My blog poems are rough drafts.
Please respect my copyright.
© 2022 Susan L. Chast


  1. When even the Hudson River reservoirs are low, we must be concerned. I am amazed that people arent freaking out by these drying up rivers. But we are so accustomed to wanting to feel all right.....Yes, watching the news reminds me daily to take solace in today's god fortune as we dont know when our turn will come, only know it will come eventually........Lovely to read you, Susan. So glad you had your visit to your mom.

  2. Sobering piece Susan. Very interesting and well written. You have touched on some of the sad truths of our day. Continuing indifference in the adult population of this planet! Especially among those raping our earth, and the political criminals who enable it — all in the name of money (power & control). Having moved in 1990, at age 43 to the Pacific Northwest, (25 years in Portland, OR, now 7 years in Seattle, WA). I am in love with the nature here, the forests, rivers, lakes, high deserts, the Oregon Coast. I know rivers around the world are vanishing, but we have been lucky so far up here. But I grieve for the world. I fear our arrogance may have sent us past the tipping point. My wife and I live just below my son, daughter-in-law — and 8-year-old grandson. Seeing my grandson almost daily, and watching him grow so full of wonder, my hope for him is that the world he is growing into can somehow stem the tide of climate change. But my heart aches for fear that we can’t, and he will inherit this earth, and the abuse we have heaped on it. We are leaving our mess for his generation, and following generations, to begin trying to figure out how to finally begin cleaning up. The generations that have preceded him sure as hell have, and continue to essentially, drag our feet in making any meaningful change. Nothing beyond lip service. Shame on us.
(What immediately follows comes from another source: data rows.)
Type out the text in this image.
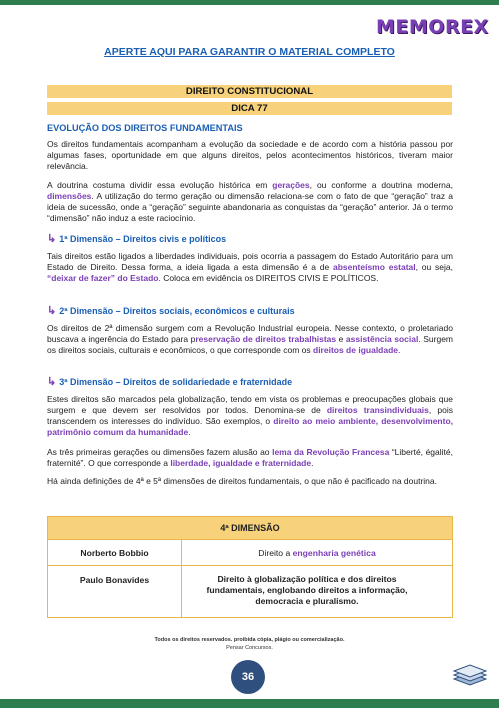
MEMOREX
APERTE AQUI PARA GARANTIR O MATERIAL COMPLETO
DIREITO CONSTITUCIONAL
DICA 77
EVOLUÇÃO DOS DIREITOS FUNDAMENTAIS
Os direitos fundamentais acompanham a evolução da sociedade e de acordo com a história passou por algumas fases, oportunidade em que alguns direitos, pelos acontecimentos históricos, tiveram maior relevância.
A doutrina costuma dividir essa evolução histórica em gerações, ou conforme a doutrina moderna, dimensões. A utilização do termo geração ou dimensão relaciona-se com o fato de que “geração” traz a ideia de sucessão, onde a “geração” seguinte abandonaria as conquistas da “geração” anterior. Já o termo “dimensão” não induz a este raciocínio.
↳ 1ª Dimensão – Direitos civis e políticos
Tais direitos estão ligados a liberdades individuais, pois ocorria a passagem do Estado Autoritário para um Estado de Direito. Dessa forma, a ideia ligada a esta dimensão é a de absenteísmo estatal, ou seja, “deixar de fazer” do Estado. Coloca em evidência os DIREITOS CIVIS E POLÍTICOS.
↳ 2ª Dimensão – Direitos sociais, econômicos e culturais
Os direitos de 2ª dimensão surgem com a Revolução Industrial europeia. Nesse contexto, o proletariado buscava a ingerência do Estado para preservação de direitos trabalhistas e assistência social. Surgem os direitos sociais, culturais e econômicos, o que corresponde com os direitos de igualdade.
↳ 3ª Dimensão – Direitos de solidariedade e fraternidade
Estes direitos são marcados pela globalização, tendo em vista os problemas e preocupações globais que surgem e que devem ser resolvidos por todos. Denomina-se de direitos transindividuais, pois transcendem os interesses do indivíduo. São exemplos, o direito ao meio ambiente, desenvolvimento, patrimônio comum da humanidade.
As três primeiras gerações ou dimensões fazem alusão ao lema da Revolução Francesa “Liberté, égalité, fraternité”. O que corresponde a liberdade, igualdade e fraternidade.
Há ainda definições de 4ª e 5ª dimensões de direitos fundamentais, o que não é pacificado na doutrina.
4ª DIMENSÃO
Norberto Bobbio	Direito a engenharia genética
Paulo Bonavides	Direito à globalização política e dos direitos fundamentais, englobando direitos a informação, democracia e pluralismo.
Todos os direitos reservados. proibida cópia, plágio ou comercialização.
Pensar Concursos.
36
  3. It just seems that as long as the oil is flowing nothing can stop the human juggernaut on its way off the cliff. What more evidence do we need that it is all coming apart...and quickly! Always good to read you, Susan.

  4. Oh dear poets, I feel you. May youth find we've restored something for them, that we haven't used everything up, that we can learn to care for and take care of each other.

  5. Rivers deliver the contrasting images of the Anthropocene - drought here, flood there (Mississippi and Pakistan awash) -- there is also the stark contrast between what we know is happening versus what our eyes daily, serenely see. Poems must be bridges for that changing reality, and that is what is richest here. Well done Susan -

  6. Appreciate the realism and the conflict you share here. It's difficult to know what to do sometimes, and hard to avoid feeling guilty for any action whose ripples contribute in the wrong direction for keeping the planet alive.